Bir şey kemali zuhurundan, şiddeti zuhurundan gizlenip görünmeyebilir. Mesela, güneşin ışığı, çok şiddetli olduğunda, insanın gözü güneşi görmekte ve ona bakmakta zorlanır. Güneşin, gördüğümüz ve görmediğimiz her yeri kapladığını düşünelim. Bu durumda Güneş ışığıyla ısısıyla, renkleriyle her yeri kapladığı halde onu görmediğimizi zannederiz. Hatta varlığı inkar edilebilir. Bunun nedeni, güneşin olmaması değil, her yerde olduğu içindir.

Deniz o derece gözler önündedir ki, balıklar bu denizin farkına varmazlar. Bizlerin daima hava ile iç içe olmamıza rağmen havanın farkına varmayışımız gibi...

İnsan kulağı belli bir frekansın üstündeki şiddetli gürültü ve sesleri duyamaz. Yani şiddetli tecelli duymama, görmemeye sebep olabilir.

İşte Allah'ın varlığı o derece açık ve bedihidir. Fakat bu açıklık ve bedihi oluş O'nun görülmesine perde olmuştur.

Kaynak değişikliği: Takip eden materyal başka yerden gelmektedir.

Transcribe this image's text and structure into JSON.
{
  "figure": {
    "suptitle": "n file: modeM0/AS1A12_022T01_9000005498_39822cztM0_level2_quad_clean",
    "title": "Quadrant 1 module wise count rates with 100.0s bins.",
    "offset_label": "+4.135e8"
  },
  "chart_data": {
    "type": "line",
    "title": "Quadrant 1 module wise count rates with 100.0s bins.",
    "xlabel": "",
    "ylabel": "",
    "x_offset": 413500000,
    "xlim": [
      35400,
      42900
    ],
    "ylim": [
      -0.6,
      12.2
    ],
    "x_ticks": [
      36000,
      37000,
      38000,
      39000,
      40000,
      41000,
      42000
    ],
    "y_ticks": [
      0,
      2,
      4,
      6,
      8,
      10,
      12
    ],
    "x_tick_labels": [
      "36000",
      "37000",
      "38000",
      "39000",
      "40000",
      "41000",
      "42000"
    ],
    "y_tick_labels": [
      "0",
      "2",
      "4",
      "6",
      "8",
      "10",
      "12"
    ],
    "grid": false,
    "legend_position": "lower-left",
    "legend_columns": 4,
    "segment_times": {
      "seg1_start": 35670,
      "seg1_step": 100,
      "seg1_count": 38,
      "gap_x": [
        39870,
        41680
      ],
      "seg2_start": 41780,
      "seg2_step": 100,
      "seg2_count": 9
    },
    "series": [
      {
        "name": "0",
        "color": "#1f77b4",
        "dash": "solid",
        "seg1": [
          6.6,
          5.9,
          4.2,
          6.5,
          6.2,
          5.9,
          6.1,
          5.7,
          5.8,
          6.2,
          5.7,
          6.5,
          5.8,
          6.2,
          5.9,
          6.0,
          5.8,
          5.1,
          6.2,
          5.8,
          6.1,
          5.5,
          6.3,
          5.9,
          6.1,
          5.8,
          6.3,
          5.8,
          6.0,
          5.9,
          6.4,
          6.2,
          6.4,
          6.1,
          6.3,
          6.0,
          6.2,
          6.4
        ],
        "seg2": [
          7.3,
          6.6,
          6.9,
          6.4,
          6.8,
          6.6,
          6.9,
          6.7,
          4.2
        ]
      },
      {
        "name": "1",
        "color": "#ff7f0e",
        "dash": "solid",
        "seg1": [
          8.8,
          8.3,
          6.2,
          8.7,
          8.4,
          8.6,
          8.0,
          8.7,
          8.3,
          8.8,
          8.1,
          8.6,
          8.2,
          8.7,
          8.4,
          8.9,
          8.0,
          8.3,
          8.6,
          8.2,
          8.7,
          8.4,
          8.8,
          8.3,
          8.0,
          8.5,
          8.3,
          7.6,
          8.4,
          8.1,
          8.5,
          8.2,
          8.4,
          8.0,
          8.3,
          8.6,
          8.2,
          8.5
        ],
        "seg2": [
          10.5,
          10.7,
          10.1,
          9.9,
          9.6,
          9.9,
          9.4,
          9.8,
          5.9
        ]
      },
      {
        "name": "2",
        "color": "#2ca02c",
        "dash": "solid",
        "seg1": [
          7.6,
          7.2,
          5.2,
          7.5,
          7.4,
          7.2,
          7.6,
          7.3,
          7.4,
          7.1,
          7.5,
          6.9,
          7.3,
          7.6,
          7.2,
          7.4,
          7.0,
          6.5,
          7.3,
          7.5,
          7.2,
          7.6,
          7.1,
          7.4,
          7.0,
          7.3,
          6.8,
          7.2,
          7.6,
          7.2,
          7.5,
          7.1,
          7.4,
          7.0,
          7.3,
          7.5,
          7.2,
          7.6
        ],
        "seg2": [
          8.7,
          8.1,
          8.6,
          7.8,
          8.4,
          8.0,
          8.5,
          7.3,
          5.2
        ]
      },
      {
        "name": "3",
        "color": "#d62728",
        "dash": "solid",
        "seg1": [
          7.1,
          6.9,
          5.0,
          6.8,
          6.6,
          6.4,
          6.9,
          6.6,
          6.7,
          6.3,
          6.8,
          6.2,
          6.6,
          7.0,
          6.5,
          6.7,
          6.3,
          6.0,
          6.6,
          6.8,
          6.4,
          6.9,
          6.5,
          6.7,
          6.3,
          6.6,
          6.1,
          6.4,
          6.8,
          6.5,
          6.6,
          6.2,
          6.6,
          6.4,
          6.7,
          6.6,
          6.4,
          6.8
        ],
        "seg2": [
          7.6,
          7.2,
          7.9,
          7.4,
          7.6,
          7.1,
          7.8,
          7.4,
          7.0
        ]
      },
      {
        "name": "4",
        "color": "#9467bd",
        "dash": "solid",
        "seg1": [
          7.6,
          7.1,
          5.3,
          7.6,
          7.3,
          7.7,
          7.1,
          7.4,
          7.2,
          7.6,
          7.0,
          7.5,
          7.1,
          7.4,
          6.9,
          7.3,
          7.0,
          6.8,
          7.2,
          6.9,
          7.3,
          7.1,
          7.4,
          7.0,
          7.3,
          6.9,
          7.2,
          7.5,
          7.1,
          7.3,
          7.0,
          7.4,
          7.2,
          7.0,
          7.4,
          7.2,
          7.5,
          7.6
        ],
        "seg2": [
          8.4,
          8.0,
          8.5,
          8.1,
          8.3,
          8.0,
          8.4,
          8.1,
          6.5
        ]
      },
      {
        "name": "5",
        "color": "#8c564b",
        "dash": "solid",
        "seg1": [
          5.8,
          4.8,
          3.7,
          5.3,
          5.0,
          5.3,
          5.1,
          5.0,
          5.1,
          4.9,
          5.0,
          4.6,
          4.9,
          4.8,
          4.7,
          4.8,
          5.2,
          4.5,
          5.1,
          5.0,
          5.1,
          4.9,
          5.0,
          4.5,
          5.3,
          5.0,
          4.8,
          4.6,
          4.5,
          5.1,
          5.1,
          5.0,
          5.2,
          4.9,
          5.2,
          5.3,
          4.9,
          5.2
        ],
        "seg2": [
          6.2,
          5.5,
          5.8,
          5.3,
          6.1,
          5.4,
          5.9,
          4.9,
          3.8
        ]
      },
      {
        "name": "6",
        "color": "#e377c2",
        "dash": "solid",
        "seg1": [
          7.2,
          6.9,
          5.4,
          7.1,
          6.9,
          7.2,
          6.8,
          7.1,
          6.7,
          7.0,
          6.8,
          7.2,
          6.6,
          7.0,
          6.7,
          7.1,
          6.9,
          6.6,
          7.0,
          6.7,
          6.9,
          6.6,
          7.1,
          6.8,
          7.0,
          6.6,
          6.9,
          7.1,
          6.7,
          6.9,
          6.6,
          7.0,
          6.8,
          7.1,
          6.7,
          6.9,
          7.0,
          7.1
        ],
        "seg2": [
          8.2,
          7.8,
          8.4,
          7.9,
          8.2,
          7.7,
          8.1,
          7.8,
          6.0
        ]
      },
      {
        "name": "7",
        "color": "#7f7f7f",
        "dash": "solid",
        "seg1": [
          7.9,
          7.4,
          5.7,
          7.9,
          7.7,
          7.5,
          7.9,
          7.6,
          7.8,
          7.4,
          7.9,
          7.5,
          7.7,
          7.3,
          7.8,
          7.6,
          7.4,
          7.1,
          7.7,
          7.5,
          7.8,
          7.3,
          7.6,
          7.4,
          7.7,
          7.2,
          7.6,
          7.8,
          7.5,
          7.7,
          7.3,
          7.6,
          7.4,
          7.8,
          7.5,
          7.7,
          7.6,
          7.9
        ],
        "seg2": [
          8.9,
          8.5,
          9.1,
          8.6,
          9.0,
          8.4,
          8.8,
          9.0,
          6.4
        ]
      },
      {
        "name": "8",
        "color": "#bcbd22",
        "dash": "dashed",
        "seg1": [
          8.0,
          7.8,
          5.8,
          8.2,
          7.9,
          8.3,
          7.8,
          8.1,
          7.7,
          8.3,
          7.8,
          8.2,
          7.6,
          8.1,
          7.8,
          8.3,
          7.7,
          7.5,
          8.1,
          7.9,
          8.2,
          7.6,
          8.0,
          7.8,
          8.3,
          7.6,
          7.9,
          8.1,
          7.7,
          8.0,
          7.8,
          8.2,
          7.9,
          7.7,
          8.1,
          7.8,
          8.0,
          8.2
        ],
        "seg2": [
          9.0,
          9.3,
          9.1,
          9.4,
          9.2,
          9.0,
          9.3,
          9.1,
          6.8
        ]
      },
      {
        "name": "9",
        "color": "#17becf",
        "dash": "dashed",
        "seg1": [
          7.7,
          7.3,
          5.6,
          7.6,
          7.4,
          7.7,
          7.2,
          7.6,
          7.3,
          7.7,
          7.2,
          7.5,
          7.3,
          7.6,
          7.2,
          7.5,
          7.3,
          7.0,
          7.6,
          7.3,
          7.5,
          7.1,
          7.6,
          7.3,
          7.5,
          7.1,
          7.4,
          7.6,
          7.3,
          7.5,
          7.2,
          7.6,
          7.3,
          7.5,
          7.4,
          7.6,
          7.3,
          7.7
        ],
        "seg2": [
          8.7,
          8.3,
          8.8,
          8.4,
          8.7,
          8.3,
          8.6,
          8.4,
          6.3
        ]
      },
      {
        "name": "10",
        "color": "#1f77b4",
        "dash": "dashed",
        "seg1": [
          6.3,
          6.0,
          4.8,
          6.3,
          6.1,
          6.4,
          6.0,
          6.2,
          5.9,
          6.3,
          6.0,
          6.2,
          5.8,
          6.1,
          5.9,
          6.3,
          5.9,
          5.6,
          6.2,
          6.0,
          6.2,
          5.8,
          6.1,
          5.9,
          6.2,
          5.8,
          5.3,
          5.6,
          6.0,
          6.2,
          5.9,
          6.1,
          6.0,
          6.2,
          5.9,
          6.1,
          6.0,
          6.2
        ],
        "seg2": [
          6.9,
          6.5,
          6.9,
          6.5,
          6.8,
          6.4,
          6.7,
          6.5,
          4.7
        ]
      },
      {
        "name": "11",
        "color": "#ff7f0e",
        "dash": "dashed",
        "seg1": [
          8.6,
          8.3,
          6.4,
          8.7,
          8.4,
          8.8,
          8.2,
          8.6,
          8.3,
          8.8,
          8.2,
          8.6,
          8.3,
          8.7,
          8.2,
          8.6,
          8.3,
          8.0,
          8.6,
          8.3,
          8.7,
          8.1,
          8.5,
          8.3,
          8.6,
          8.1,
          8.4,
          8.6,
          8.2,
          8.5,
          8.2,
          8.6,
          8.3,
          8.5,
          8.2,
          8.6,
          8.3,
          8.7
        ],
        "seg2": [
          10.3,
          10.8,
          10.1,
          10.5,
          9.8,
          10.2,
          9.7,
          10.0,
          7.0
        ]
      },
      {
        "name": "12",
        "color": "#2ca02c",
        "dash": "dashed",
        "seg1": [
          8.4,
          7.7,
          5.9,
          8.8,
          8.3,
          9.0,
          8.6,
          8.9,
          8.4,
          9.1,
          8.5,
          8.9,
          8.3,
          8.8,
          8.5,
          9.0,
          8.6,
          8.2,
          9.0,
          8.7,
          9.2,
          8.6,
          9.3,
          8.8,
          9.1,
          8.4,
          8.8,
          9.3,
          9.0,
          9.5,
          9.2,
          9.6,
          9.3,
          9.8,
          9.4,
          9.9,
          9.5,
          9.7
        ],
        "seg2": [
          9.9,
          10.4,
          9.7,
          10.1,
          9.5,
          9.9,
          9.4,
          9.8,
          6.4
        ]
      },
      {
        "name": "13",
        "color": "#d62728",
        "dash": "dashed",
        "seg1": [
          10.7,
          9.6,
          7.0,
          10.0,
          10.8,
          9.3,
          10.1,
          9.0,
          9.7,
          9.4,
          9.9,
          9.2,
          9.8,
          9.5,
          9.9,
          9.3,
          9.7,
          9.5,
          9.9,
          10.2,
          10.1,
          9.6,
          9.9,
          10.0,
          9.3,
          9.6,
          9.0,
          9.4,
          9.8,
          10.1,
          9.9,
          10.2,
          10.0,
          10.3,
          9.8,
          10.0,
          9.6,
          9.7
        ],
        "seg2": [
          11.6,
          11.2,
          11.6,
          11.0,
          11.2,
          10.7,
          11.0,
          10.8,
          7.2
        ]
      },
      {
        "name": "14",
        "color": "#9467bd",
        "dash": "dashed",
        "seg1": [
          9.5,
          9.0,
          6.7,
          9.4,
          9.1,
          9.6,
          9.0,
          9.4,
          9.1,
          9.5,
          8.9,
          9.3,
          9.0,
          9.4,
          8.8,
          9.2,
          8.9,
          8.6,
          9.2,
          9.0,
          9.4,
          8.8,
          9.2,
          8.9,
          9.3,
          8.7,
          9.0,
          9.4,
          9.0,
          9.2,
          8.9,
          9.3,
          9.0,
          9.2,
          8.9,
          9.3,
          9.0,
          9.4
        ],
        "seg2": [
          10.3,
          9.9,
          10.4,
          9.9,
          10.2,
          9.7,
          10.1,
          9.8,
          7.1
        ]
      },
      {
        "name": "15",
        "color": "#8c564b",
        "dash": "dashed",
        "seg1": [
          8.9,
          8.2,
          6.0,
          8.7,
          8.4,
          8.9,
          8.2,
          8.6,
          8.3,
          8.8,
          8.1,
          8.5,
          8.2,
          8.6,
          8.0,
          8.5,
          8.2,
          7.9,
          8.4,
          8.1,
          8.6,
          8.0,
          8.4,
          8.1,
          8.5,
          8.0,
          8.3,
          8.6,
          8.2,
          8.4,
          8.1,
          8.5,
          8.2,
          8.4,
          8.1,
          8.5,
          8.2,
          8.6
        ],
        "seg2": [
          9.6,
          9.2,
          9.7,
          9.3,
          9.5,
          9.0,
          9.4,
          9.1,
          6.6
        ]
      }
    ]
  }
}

İnsan bir şeyi zıttı ile anlar, kıyas ile kavrar. Mesela, soğuk olmazsa, sıcak anlaşılmaz, mertebe ve dereceleri kavranmaz. Gece olmazsa, gündüzün kıymet ve derecesi anlaşılmaz. Hakiki manada Allah’ın da bir zıddı, bir rakibi, bir benzeri olmadığından, kavramak ve anlamak zorlaşıyor.

- İmtihan’ın gizli olması esastır. İmtihanın konuları arasında en kritik soru Allah’ın varlığı ve birliği ile alakalıdır. Bu sebeple bu sorunun cevabının çok gizli olması gerekir.

- Allah her şey için bir kemal noktası tayin etmiş, onlardan her biri varlığı süresince o kemal noktasına doğru yürümektedir. Kâinattaki tekâmül prensibinin  önemli bir hikmeti de budur.

İnsanlar için en önemli zirve nokta, akıl ve kalb gözüyle Allah’ın isim ve sıfatlarını müşahede etmektir. Bu müşahede ise, güçlü bir iman, kuvvetli ve ihlaslı amel/kullukla mümkündür. İşte insanların önüne eşit bir şekilde, yarışma kurallarına uygun bir tarzda herkese açık bir meydan-ı cevelan olsun diye Allah’ın varlığı ve vahdaniyeti sebepler arakasında gizlenmiş ve perdelenmiştir.

Bir iğne ustasız, bir harf katipsz olamayacağına göre, şu mhteşem kainat elbette sahipsiz olmaz. Aklı olan herkes bunu rahatlıkla anlar..

İşte Peygamber Efendimiz (asm)'in, Allah'ın yarattığı kainat kitabını okumamızı ve bu kainatta yaratılan varlıklarla Allah'ı tanımaya çalışmamızı istmesi bundandır.

2. Peygamber Allah ile konuşunca imtihan sırrı bozulmaz. Çünkü peygamberlerin gösterdiği mucizeler bile insan aklını mecburi istikamete zorlamamaktadır. Nitekim inkârcılar bu tür mucizelere sihir diyerek kabul etmemişler. Kaldı ki, peygamberlerin Allah ile konuşmalarını, vahiy alışlarını hiç görmemişler..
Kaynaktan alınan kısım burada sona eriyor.